Rhabdomyosarcoma (RMS) is the main form of pediatric soft-tissue sarcoma. Its cure rate has not notably improved in the last 20 years following relapse, and the lack of reliable preclinical models has hampered the design of new therapies. This is particularly true for highly heterogeneous fusion-negative RMS (FNRMS). Although methods have been proposed to establish FNRMS organoids, their efficiency remains limited to date, both in terms of derivation rate and ability to accurately mimic the original tumor. Here, we present the development of a next-generation 3D organoid model derived from relapsed adult and pediatric FNRMS. This model preserves the molecular features of the patients’ tumors and is expandable for several months in 3D, reinforcing its interest to drug combination screening with longitudinal efficacy monitoring. As a proof-of-concept, we demonstrate its preclinical relevance by reevaluating the therapeutic opportunities of targeting apoptosis in FNRMS from a streamlined approach based on transcriptomic data exploitation.

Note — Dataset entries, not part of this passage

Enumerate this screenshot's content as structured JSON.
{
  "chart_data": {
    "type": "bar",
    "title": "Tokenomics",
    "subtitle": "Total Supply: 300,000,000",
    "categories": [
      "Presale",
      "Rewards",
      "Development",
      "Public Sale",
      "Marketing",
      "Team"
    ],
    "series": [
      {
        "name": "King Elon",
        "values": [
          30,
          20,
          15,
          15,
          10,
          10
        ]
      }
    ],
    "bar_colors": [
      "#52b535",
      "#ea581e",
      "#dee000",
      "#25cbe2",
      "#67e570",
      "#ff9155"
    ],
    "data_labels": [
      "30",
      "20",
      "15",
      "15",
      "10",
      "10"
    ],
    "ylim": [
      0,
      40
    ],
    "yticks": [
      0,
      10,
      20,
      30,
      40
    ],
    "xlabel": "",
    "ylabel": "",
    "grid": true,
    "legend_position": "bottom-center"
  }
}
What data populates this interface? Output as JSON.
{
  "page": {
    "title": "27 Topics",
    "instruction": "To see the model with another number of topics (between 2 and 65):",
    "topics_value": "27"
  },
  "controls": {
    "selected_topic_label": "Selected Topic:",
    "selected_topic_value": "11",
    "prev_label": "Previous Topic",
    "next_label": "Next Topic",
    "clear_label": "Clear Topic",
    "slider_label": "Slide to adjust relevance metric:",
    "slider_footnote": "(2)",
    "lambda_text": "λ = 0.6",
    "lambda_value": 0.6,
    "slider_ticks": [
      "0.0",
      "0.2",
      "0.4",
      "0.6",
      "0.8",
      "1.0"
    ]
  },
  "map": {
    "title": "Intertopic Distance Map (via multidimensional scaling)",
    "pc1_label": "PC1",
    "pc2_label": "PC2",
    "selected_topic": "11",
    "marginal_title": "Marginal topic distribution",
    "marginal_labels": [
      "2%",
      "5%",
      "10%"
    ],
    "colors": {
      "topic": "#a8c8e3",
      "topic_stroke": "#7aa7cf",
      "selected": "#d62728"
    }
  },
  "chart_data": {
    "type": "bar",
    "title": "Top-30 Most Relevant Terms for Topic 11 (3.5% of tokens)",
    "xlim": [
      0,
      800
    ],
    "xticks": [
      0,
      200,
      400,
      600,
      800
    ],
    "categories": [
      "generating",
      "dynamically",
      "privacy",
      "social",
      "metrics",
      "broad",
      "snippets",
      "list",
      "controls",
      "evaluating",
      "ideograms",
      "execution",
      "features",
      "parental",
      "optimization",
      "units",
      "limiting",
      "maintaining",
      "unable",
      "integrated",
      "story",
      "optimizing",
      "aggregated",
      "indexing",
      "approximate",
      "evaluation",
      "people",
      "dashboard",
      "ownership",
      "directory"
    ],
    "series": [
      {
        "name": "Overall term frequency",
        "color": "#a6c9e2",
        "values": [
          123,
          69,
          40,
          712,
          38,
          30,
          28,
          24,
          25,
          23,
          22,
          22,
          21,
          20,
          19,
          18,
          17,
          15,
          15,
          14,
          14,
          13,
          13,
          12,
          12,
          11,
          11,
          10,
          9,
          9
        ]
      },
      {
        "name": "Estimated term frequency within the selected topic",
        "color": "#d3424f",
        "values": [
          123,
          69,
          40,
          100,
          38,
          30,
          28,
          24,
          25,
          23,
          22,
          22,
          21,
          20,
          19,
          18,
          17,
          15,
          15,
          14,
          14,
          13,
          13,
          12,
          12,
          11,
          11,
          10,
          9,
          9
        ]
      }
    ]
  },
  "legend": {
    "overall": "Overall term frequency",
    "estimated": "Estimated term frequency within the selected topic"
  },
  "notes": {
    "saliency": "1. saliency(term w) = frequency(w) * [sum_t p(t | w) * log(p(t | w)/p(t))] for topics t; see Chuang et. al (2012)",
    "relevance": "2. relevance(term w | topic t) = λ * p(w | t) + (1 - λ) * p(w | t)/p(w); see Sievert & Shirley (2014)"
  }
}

横纹肌肉瘤（RMS）是小儿软组织肉瘤的主要形式。复发后的过去20年里，其治愈率并没有显着提高，而且缺乏可靠的临床前模型阻碍了新疗法的设计。对于高度异质融合负 RMS (FNRMS) 来说尤其如此。尽管已经提出了建立 FNRMS 类器官的方法，但迄今为止，无论是在衍生率还是准确模拟原始肿瘤的能力方面，其效率仍然有限。在这里，我们展示了源自复发性成人和儿童 FNRMS 的下一代 3D 类器官模型的开发。该模型保留了患者肿瘤的分子特征，并且可以在 3D 中扩展几个月，增强了其对具有纵向疗效监测的药物组合筛选的兴趣。作为概念验证，我们通过基于转录组数据利用的简化方法重新评估 FNRMS 中靶向细胞凋亡的治疗机会，证明了其临床前相关性。